I first heard the music of Synergy, a.k.a. Larry Fast a.k.a. Peter Gabriel's keyboard guru, on a late-late night Headphones show (can't remember the name... Psychedelic something?) on 103.9(Rock 104, for those in the know), a local album-oriented rock station. The piece played was "Disruption in World Communications" and it blew me away! The next day I was on the phone to the local Wooden Nickel to see if they had a copy. They did... on clear vinyl.

Getting the platter home and onto my turntable I was delighted to hear more of the same. Since this was around 1987 I was surprised to hear such well developed synthesizer sounds coming from a 1977 album. Wasn't that supposed to be the era of blips and beeps? Well, it mostly was but Larry Fast is a genius who built his own hardware, laboriously combining tracks to create these symphonic masterpieces. Often with early synth music the sounds pull you out of the experience. Not so here. The entire package is so extremely well executed that you can focus on the music, not the way it is delivered. This was also at a time when I was just getting into classical music so I was amazed to find music that used "modern" synthesizers in an instrumental format.

So about this "Disruptions" piece that so grabbed me.
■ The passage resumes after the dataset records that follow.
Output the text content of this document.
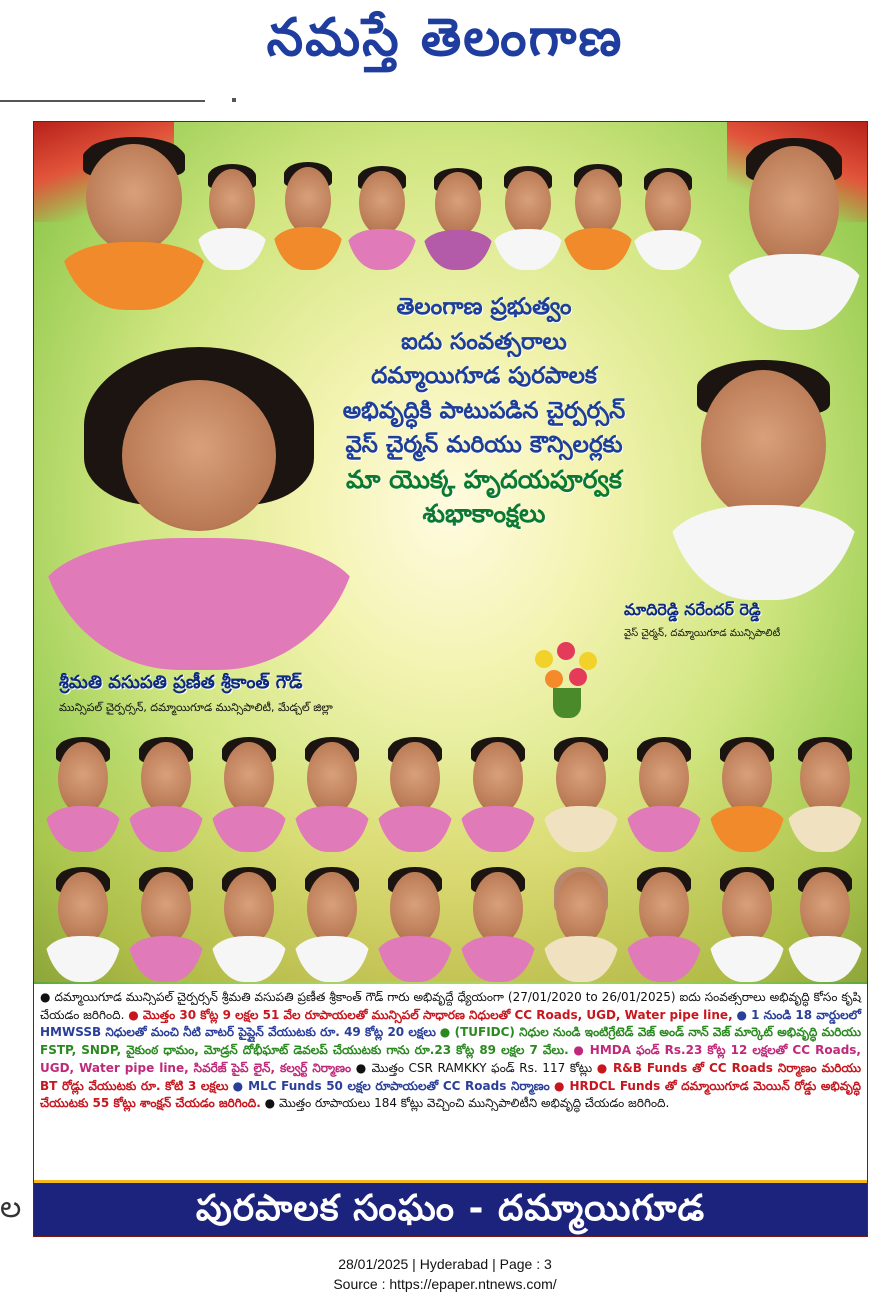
నమస్తే తెలంగాణ
ల
తెలంగాణ ప్రభుత్వం
ఐదు సంవత్సరాలు
దమ్మాయిగూడ పురపాలక
అభివృద్ధికి పాటుపడిన చైర్పర్సన్
వైస్ చైర్మన్ మరియు కౌన్సిలర్లకు
మా యొక్క హృదయపూర్వక
శుభాకాంక్షలు
మాదిరెడ్డి నరేందర్ రెడ్డి
వైస్ చైర్మన్, దమ్మాయిగూడ మున్సిపాలిటీ
శ్రీమతి వసుపతి ప్రణీత శ్రీకాంత్ గౌడ్
మున్సిపల్ చైర్పర్సన్, దమ్మాయిగూడ మున్సిపాలిటీ, మేడ్చల్ జిల్లా

● దమ్మాయిగూడ మున్సిపల్ చైర్పర్సన్ శ్రీమతి వసుపతి ప్రణీత శ్రీకాంత్ గౌడ్ గారు అభివృద్దే ధ్యేయంగా (27/01/2020 to 26/01/2025) ఐదు సంవత్సరాలు అభివృద్ధి కోసం కృషి చేయడం జరిగింది. ● మొత్తం 30 కోట్ల 9 లక్షల 51 వేల రూపాయలతో మున్సిపల్ సాధారణ నిధులతో CC Roads, UGD, Water pipe line, ● 1 నుండి 18 వార్డులలో HMWSSB నిధులతో మంచి నీటి వాటర్ పైప్లైన్ వేయుటకు రూ. 49 కోట్ల 20 లక్షలు ● (TUFIDC) నిధుల నుండి ఇంటిగ్రేటెడ్ వెజ్ అండ్ నాన్ వెజ్ మార్కెట్ అభివృద్ధి మరియు FSTP, SNDP, వైకుంఠ ధామం, మోడ్రన్ దోభీఘాట్ డెవలప్ చేయుటకు గాను రూ.23 కోట్ల 89 లక్షల 7 వేలు. ● HMDA ఫండ్ Rs.23 కోట్ల 12 లక్షలతో CC Roads, UGD, Water pipe line, సివరేజ్ పైప్ లైన్, కల్వర్ట్ నిర్మాణం ● మొత్తం CSR RAMKKY ఫండ్ Rs. 117 కోట్లు ● R&B Funds తో CC Roads నిర్మాణం మరియు BT రోడ్లు వేయుటకు రూ. కోటి 3 లక్షలు ● MLC Funds 50 లక్షల రూపాయలతో CC Roads నిర్మాణం ● HRDCL Funds తో దమ్మాయిగూడ మెయిన్ రోడ్డు అభివృద్ధి చేయుటకు 55 కోట్లు శాంక్షన్ చేయడం జరిగింది. ● మొత్తం రూపాయలు 184 కోట్లు వెచ్చించి మున్సిపాలిటీని అభివృద్ధి చేయడం జరిగింది.

పురపాలక సంఘం - దమ్మాయిగూడ
28/01/2025 | Hyderabad | Page : 3
Source : https://epaper.ntnews.com/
It still grabs me. It starts off with a light rhythm played on chilled bell tones while a flute-like sound overlays a calm melody. A malevalent sound intrudes briefly and the calm melody continues. Nothing to see here, folks. Move along. Another beautiful melody is introduced alongside harpsichord tones but is soon interrupted but dissonant tones. Not to be outdone the original melody returns, attempting to recover control, bolstering itself with brass bass tones but soon the chaos returns, attempting to merge itself with the original melody. The struggle continues but ultimately the chaos wins out as the song grows more and more dissonant.

What could be a mere novelty composition is, in the hands of Larry Fast, an amazing and engaging work. At one point I attempted to turn this into a marching band piece for a composition class. Can you imagine the nice, straight lines of marchers slowly dissolving into chaos on the field? But I wasn't able to transcribe the song well enough and it now sits somewhere in a box in my attic.

You can get your hands on this album for as cheap as a penny (plus shipping). Oh joy!